# Lightroom 4 is out now!!



## Patriot (Dec 22, 2010)

Now that Lightroom 4 is out has anyone used it yet? If so can anyone post their experience with it so far?


----------



## GeToChKn (Apr 15, 2011)

DL it and try, it's only in open beta, everyone can play with it for free.


----------



## TickleMyElmo (Aug 13, 2009)

I'm waiting a while, I need everything to be supported before I switch. I need all my 3rd Party Plug-Ins, etc. to work, and most aren't supported yet because it just came out...


----------



## pandjpudge (Dec 7, 2008)

I liked the beta and recently upgraded from 3 to 4. Trying to figure out why things didn't merge over and why 3 is still there.


----------



## Patriot (Dec 22, 2010)

GeToChKn said:


> DL it and try, it's only in open beta, everyone can play with it for free.

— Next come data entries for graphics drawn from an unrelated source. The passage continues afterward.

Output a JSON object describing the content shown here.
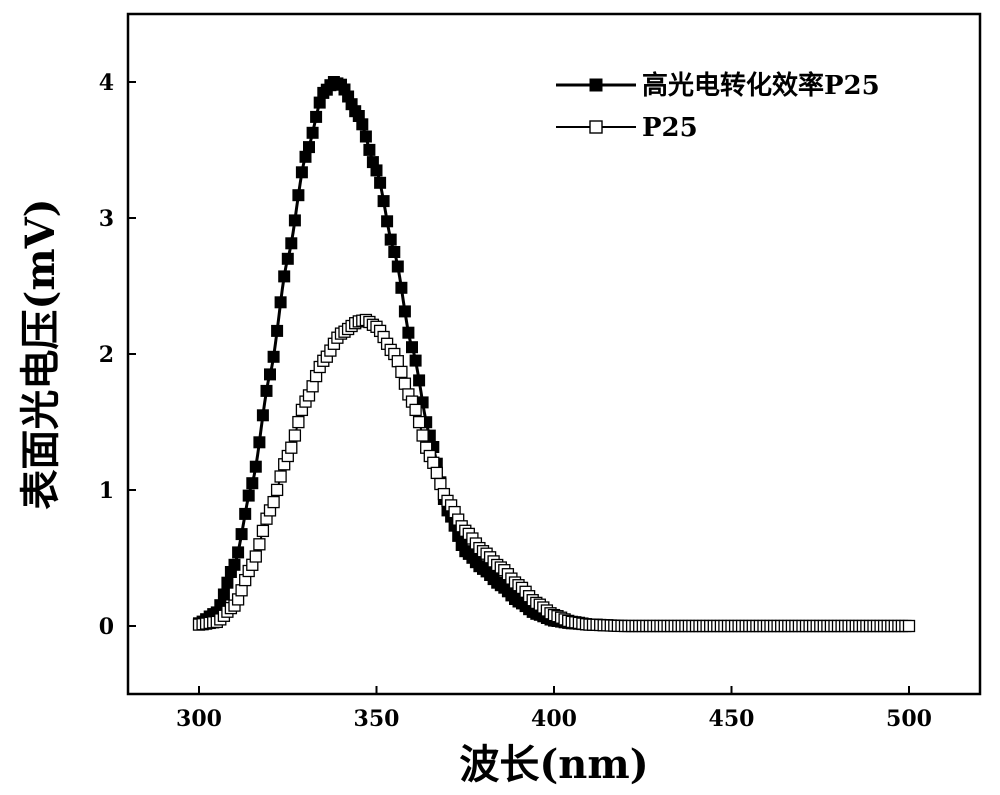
{
  "chart_data": {
    "type": "line",
    "xlabel": "波长(nm)",
    "ylabel": "表面光电压(mV)",
    "xlim": [
      280,
      520
    ],
    "ylim": [
      -0.5,
      4.5
    ],
    "x_ticks": [
      "300",
      "350",
      "400",
      "450",
      "500"
    ],
    "y_ticks": [
      "0",
      "1",
      "2",
      "3",
      "4"
    ],
    "x_tick_values": [
      300,
      350,
      400,
      450,
      500
    ],
    "y_tick_values": [
      0,
      1,
      2,
      3,
      4
    ],
    "grid": false,
    "legend_position": "top-right",
    "series": [
      {
        "name": "高光电转化效率P25",
        "marker": "filled-square",
        "color": "#000000",
        "points": [
          [
            300,
            0.02
          ],
          [
            305,
            0.1
          ],
          [
            310,
            0.45
          ],
          [
            315,
            1.05
          ],
          [
            320,
            1.85
          ],
          [
            325,
            2.7
          ],
          [
            330,
            3.45
          ],
          [
            335,
            3.92
          ],
          [
            338,
            4.0
          ],
          [
            340,
            3.98
          ],
          [
            345,
            3.75
          ],
          [
            350,
            3.35
          ],
          [
            355,
            2.75
          ],
          [
            360,
            2.05
          ],
          [
            365,
            1.4
          ],
          [
            370,
            0.85
          ],
          [
            375,
            0.55
          ],
          [
            380,
            0.42
          ],
          [
            385,
            0.3
          ],
          [
            390,
            0.18
          ],
          [
            395,
            0.09
          ],
          [
            400,
            0.04
          ],
          [
            405,
            0.02
          ],
          [
            410,
            0.01
          ],
          [
            420,
            0.0
          ],
          [
            450,
            0.0
          ],
          [
            500,
            0.0
          ]
        ]
      },
      {
        "name": "P25",
        "marker": "open-square",
        "color": "#000000",
        "points": [
          [
            300,
            0.01
          ],
          [
            305,
            0.03
          ],
          [
            310,
            0.15
          ],
          [
            315,
            0.45
          ],
          [
            320,
            0.85
          ],
          [
            325,
            1.25
          ],
          [
            330,
            1.65
          ],
          [
            335,
            1.95
          ],
          [
            340,
            2.15
          ],
          [
            345,
            2.24
          ],
          [
            347,
            2.25
          ],
          [
            350,
            2.2
          ],
          [
            355,
            2.0
          ],
          [
            360,
            1.65
          ],
          [
            365,
            1.25
          ],
          [
            370,
            0.92
          ],
          [
            375,
            0.7
          ],
          [
            380,
            0.55
          ],
          [
            385,
            0.43
          ],
          [
            390,
            0.3
          ],
          [
            395,
            0.17
          ],
          [
            400,
            0.08
          ],
          [
            405,
            0.03
          ],
          [
            410,
            0.01
          ],
          [
            420,
            0.0
          ],
          [
            450,
            0.0
          ],
          [
            500,
            0.0
          ]
        ]
      }
    ]
  }
}
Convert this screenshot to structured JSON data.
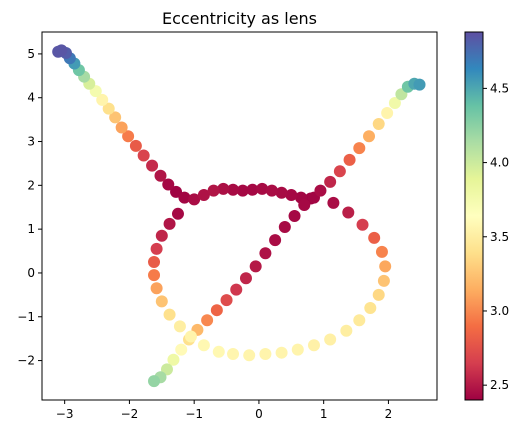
{
  "chart_data": {
    "type": "scatter",
    "title": "Eccentricity as lens",
    "xlabel": "",
    "ylabel": "",
    "xlim": [
      -3.35,
      2.75
    ],
    "ylim": [
      -2.9,
      5.5
    ],
    "x_ticks": [
      -3,
      -2,
      -1,
      0,
      1,
      2
    ],
    "y_ticks": [
      -2,
      -1,
      0,
      1,
      2,
      3,
      4,
      5
    ],
    "tick_labels_x": [
      "−3",
      "−2",
      "−1",
      "0",
      "1",
      "2"
    ],
    "tick_labels_y": [
      "−2",
      "−1",
      "0",
      "1",
      "2",
      "3",
      "4",
      "5"
    ],
    "colormap": "Spectral",
    "colorbar": {
      "min": 2.4,
      "max": 4.88,
      "ticks": [
        2.5,
        3.0,
        3.5,
        4.0,
        4.5
      ],
      "tick_labels": [
        "2.5",
        "3.0",
        "3.5",
        "4.0",
        "4.5"
      ]
    },
    "colormap_stops": [
      "#9e0142",
      "#d53e4f",
      "#f46d43",
      "#fdae61",
      "#fee08b",
      "#ffffbf",
      "#e6f598",
      "#abdda4",
      "#66c2a5",
      "#3288bd",
      "#5e4fa2"
    ],
    "grid": false,
    "legend": "none",
    "series": [
      {
        "points": [
          [
            -3.1,
            5.05,
            4.85
          ],
          [
            -3.05,
            5.08,
            4.85
          ],
          [
            -2.98,
            5.02,
            4.82
          ],
          [
            -2.92,
            4.9,
            4.7
          ],
          [
            -2.85,
            4.78,
            4.55
          ],
          [
            -2.78,
            4.63,
            4.35
          ],
          [
            -2.7,
            4.48,
            4.15
          ],
          [
            -2.62,
            4.32,
            3.95
          ],
          [
            -2.52,
            4.15,
            3.75
          ],
          [
            -2.42,
            3.95,
            3.55
          ],
          [
            -2.32,
            3.75,
            3.4
          ],
          [
            -2.22,
            3.55,
            3.25
          ],
          [
            -2.12,
            3.32,
            3.1
          ],
          [
            -2.02,
            3.12,
            2.95
          ],
          [
            -1.9,
            2.9,
            2.8
          ],
          [
            -1.78,
            2.68,
            2.68
          ],
          [
            -1.65,
            2.45,
            2.57
          ],
          [
            -1.52,
            2.22,
            2.48
          ],
          [
            -1.4,
            2.02,
            2.43
          ],
          [
            -1.28,
            1.85,
            2.41
          ],
          [
            -1.15,
            1.72,
            2.42
          ],
          [
            -1.0,
            1.68,
            2.45
          ],
          [
            -0.85,
            1.78,
            2.47
          ],
          [
            -0.7,
            1.88,
            2.48
          ],
          [
            -0.55,
            1.92,
            2.46
          ],
          [
            -0.4,
            1.9,
            2.44
          ],
          [
            -0.25,
            1.88,
            2.43
          ],
          [
            -0.1,
            1.9,
            2.43
          ],
          [
            0.05,
            1.92,
            2.44
          ],
          [
            0.2,
            1.88,
            2.45
          ],
          [
            0.35,
            1.83,
            2.44
          ],
          [
            0.5,
            1.78,
            2.43
          ],
          [
            0.65,
            1.72,
            2.42
          ],
          [
            0.8,
            1.7,
            2.41
          ],
          [
            0.95,
            1.88,
            2.45
          ],
          [
            1.1,
            2.08,
            2.55
          ],
          [
            1.25,
            2.32,
            2.68
          ],
          [
            1.4,
            2.58,
            2.82
          ],
          [
            1.55,
            2.85,
            2.98
          ],
          [
            1.7,
            3.12,
            3.15
          ],
          [
            1.85,
            3.4,
            3.35
          ],
          [
            1.98,
            3.65,
            3.55
          ],
          [
            2.1,
            3.88,
            3.78
          ],
          [
            2.2,
            4.08,
            4.05
          ],
          [
            2.3,
            4.25,
            4.35
          ],
          [
            2.4,
            4.32,
            4.5
          ],
          [
            2.48,
            4.3,
            4.55
          ],
          [
            0.85,
            1.72,
            2.42
          ],
          [
            0.7,
            1.55,
            2.43
          ],
          [
            0.55,
            1.3,
            2.43
          ],
          [
            0.4,
            1.05,
            2.44
          ],
          [
            0.25,
            0.75,
            2.45
          ],
          [
            0.1,
            0.45,
            2.47
          ],
          [
            -0.05,
            0.15,
            2.5
          ],
          [
            -0.2,
            -0.12,
            2.55
          ],
          [
            -0.35,
            -0.38,
            2.62
          ],
          [
            -0.5,
            -0.62,
            2.72
          ],
          [
            -0.65,
            -0.85,
            2.85
          ],
          [
            -0.8,
            -1.08,
            3.0
          ],
          [
            -0.95,
            -1.3,
            3.2
          ],
          [
            -1.08,
            -1.52,
            3.4
          ],
          [
            -1.2,
            -1.75,
            3.6
          ],
          [
            -1.32,
            -1.98,
            3.8
          ],
          [
            -1.42,
            -2.2,
            4.0
          ],
          [
            -1.52,
            -2.38,
            4.15
          ],
          [
            -1.62,
            -2.47,
            4.22
          ],
          [
            -1.25,
            1.35,
            2.43
          ],
          [
            -1.38,
            1.12,
            2.48
          ],
          [
            -1.5,
            0.85,
            2.55
          ],
          [
            -1.58,
            0.55,
            2.65
          ],
          [
            -1.62,
            0.25,
            2.8
          ],
          [
            -1.62,
            -0.05,
            2.95
          ],
          [
            -1.58,
            -0.35,
            3.1
          ],
          [
            -1.5,
            -0.65,
            3.25
          ],
          [
            -1.38,
            -0.95,
            3.4
          ],
          [
            -1.22,
            -1.22,
            3.5
          ],
          [
            -1.05,
            -1.45,
            3.55
          ],
          [
            -0.85,
            -1.65,
            3.58
          ],
          [
            -0.62,
            -1.8,
            3.58
          ],
          [
            -0.4,
            -1.85,
            3.56
          ],
          [
            -0.15,
            -1.88,
            3.55
          ],
          [
            0.1,
            -1.85,
            3.55
          ],
          [
            0.35,
            -1.82,
            3.55
          ],
          [
            0.6,
            -1.75,
            3.55
          ],
          [
            0.85,
            -1.65,
            3.53
          ],
          [
            1.1,
            -1.52,
            3.52
          ],
          [
            1.35,
            -1.32,
            3.5
          ],
          [
            1.55,
            -1.08,
            3.47
          ],
          [
            1.72,
            -0.8,
            3.42
          ],
          [
            1.85,
            -0.5,
            3.35
          ],
          [
            1.93,
            -0.18,
            3.25
          ],
          [
            1.95,
            0.15,
            3.12
          ],
          [
            1.9,
            0.48,
            2.98
          ],
          [
            1.78,
            0.8,
            2.82
          ],
          [
            1.6,
            1.1,
            2.65
          ],
          [
            1.38,
            1.38,
            2.52
          ],
          [
            1.15,
            1.6,
            2.45
          ]
        ]
      }
    ]
  }
}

 It is actually out now as a complete product with features that most likely wasn't in the beta.


----------



## Patriot (Dec 22, 2010)

pandjpudge said:


> I liked the beta and recently upgraded from 3 to 4. Trying to figure out why things didn't merge over and why 3 is still there.


I just got it and I deleted 3 and used 4. all of my stuff was saved merged over into 4.


----------



## pandjpudge (Dec 7, 2008)

How did you get it to merge? Nothing was brought over, it was like a fresh start for me. I was too tired to mess with it last night.


----------



## Patriot (Dec 22, 2010)

To be honest I don't know how I did it. Before i deleted LR# I backed up the picture in the program and just deleted it and installed the new version. When I opened it up everything was there. 

I do like this version a lot better as the colors seems right. It is also easier for me to use too.


----------



## pandjpudge (Dec 7, 2008)

That's interesting, I need to find time to mess with it. Hopefully I can figure it out this weekend. I'm going to a car event so I'll break in LR4 with that.


----------